Another reason that London’s oligarchs have been able to forestall a day of reckoning is their tendency to pursue punishing legal action against people who challenge them, exploiting a legal system that is notably friendly toward libel plaintiffs. In January, 2021, the Russian dissident and anti-corruption campaigner Alexey Navalny, who had recently survived an assassination attempt, released a video, titled “Putin’s Palace,” in which he accused the Russian President of being “obsessed with wealth and luxury,” and presented information about a billion-dollar compound that Putin had reportedly built for himself on the Black Sea. “Russia sells oil, gas, metals, fertilizer, and timber in huge quantities—but people’s incomes keep falling,” Navalny said.
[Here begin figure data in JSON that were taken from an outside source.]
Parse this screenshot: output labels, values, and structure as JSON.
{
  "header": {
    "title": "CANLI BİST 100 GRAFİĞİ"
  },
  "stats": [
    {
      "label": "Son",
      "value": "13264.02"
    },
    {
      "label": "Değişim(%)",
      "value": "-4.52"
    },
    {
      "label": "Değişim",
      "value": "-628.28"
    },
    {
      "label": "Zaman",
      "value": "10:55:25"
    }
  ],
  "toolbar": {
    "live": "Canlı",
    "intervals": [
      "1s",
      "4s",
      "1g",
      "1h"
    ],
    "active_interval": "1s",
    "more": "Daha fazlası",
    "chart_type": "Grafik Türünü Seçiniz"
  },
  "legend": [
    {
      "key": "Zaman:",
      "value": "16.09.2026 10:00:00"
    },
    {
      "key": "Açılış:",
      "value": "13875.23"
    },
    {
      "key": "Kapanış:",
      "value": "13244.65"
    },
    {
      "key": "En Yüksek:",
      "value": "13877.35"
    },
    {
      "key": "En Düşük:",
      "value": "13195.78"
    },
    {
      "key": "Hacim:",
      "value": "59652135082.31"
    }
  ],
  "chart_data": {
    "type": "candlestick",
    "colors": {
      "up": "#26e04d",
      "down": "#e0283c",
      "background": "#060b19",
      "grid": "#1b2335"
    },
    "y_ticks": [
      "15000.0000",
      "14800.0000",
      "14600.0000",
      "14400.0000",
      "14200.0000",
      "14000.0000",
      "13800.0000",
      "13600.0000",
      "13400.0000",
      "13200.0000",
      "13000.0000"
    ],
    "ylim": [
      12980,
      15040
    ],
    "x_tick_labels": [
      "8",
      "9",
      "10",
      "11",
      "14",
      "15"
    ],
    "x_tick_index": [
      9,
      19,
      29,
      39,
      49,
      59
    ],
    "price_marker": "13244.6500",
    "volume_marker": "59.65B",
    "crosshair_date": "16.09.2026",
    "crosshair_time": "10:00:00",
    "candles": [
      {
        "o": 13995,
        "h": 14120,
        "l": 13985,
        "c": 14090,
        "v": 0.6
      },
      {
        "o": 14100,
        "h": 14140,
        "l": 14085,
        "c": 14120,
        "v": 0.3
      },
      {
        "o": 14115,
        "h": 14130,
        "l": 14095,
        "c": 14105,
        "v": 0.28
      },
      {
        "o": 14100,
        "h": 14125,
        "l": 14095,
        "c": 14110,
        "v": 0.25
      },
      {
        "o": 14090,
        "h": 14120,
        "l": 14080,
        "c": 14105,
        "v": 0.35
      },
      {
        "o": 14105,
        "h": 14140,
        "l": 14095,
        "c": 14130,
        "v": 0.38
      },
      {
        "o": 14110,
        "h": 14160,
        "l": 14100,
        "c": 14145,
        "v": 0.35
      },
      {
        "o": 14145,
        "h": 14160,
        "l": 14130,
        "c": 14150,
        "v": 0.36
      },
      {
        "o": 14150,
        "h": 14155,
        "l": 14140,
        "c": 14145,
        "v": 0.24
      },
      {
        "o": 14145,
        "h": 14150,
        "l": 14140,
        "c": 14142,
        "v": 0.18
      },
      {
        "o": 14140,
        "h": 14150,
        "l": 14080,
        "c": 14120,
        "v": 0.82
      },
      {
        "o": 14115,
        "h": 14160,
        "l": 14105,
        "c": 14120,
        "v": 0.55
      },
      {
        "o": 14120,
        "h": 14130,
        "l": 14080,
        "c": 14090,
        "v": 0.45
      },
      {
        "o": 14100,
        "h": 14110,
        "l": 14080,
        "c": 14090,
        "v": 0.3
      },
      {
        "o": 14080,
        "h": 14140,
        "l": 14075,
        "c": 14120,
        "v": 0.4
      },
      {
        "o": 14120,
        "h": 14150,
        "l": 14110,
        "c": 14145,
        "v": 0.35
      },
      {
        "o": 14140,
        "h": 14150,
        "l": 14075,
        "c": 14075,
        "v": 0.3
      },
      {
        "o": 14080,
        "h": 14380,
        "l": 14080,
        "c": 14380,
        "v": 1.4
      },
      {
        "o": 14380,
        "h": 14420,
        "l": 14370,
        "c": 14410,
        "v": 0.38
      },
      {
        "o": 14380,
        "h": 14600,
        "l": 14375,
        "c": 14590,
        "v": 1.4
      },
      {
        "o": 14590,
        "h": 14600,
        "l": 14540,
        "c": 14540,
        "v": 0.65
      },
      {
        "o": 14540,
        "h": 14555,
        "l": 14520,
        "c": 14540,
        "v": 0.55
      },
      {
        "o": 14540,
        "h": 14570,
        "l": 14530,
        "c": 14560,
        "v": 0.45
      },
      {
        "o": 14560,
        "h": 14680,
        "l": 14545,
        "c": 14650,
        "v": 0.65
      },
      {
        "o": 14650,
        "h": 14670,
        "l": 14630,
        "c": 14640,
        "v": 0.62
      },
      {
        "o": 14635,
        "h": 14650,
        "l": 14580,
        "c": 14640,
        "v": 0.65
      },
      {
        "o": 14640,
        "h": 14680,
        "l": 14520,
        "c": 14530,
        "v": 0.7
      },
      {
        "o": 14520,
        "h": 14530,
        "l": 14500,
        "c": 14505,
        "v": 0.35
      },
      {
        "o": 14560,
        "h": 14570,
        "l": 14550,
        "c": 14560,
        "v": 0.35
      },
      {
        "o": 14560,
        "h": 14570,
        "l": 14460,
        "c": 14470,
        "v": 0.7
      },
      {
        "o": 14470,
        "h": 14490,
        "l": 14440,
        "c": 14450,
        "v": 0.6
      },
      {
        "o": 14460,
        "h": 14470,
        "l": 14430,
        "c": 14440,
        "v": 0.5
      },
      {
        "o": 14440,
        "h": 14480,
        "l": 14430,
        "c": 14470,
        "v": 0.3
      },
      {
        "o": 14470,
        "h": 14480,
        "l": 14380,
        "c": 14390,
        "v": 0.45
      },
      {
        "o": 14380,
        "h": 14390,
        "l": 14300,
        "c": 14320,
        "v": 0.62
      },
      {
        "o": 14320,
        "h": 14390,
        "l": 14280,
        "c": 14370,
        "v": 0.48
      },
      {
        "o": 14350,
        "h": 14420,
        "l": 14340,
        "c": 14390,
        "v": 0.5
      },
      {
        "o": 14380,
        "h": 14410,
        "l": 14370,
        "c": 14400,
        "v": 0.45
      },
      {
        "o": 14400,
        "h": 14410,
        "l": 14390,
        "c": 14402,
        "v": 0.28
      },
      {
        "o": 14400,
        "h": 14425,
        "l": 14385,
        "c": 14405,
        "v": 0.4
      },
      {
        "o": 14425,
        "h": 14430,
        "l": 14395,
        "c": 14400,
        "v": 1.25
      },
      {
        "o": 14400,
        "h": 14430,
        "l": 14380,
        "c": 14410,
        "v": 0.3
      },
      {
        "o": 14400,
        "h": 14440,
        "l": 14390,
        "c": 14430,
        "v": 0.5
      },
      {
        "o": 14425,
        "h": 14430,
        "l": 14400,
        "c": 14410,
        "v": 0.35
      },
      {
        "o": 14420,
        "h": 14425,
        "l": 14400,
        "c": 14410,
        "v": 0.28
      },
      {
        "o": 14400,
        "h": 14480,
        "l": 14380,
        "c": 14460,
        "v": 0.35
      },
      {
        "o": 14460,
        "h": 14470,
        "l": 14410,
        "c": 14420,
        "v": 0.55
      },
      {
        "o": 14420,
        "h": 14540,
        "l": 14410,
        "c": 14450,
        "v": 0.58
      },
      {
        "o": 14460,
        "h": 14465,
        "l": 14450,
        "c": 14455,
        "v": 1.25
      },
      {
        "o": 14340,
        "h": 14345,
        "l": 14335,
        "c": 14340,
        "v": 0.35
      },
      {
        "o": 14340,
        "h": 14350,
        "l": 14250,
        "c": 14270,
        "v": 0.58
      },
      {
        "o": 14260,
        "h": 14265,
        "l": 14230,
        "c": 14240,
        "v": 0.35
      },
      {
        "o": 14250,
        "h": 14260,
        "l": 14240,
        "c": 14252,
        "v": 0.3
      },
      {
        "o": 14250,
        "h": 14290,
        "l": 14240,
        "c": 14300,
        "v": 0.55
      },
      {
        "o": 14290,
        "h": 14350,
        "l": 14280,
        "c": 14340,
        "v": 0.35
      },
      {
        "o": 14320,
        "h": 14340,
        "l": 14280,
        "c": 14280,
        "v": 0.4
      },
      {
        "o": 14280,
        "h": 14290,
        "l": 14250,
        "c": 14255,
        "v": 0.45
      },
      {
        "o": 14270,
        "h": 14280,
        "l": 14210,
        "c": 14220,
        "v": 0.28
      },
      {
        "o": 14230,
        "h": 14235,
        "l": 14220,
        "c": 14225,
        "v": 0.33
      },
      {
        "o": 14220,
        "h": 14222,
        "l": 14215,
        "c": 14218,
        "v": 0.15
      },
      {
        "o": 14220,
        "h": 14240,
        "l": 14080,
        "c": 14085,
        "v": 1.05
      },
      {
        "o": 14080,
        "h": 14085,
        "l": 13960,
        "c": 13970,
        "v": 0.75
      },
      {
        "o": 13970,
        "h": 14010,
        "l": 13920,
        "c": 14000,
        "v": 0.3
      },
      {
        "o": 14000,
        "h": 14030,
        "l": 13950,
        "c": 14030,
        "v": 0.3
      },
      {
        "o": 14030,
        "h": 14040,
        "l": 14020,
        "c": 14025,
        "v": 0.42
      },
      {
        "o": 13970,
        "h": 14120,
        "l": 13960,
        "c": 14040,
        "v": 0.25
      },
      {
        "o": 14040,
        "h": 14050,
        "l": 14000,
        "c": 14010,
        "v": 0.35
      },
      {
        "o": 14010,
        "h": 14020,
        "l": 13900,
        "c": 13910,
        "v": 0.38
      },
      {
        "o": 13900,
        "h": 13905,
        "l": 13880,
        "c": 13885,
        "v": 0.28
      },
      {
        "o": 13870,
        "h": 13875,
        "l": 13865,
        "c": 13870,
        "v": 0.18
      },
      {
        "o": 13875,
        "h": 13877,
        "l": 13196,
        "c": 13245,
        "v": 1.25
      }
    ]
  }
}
The oligarchs “influence political decisions from the shadows.” At one point, he held up a copy of Catherine Belton’s book.
Not long afterward, Roman Abramovich sued Belton and HarperCollins in London. “Putin’s People” had been on shelves for nearly a year, leading Belton to suspect that Navalny’s endorsement had likely prompted the suit. (Navalny has described Abramovich as “one of the key enablers and beneficiaries of Russian kleptocracy.”) Within days, three other Russian billionaires filed lawsuits against the book, as did Rosneft, the national oil company. To Belton, it felt like “a concerted attack.”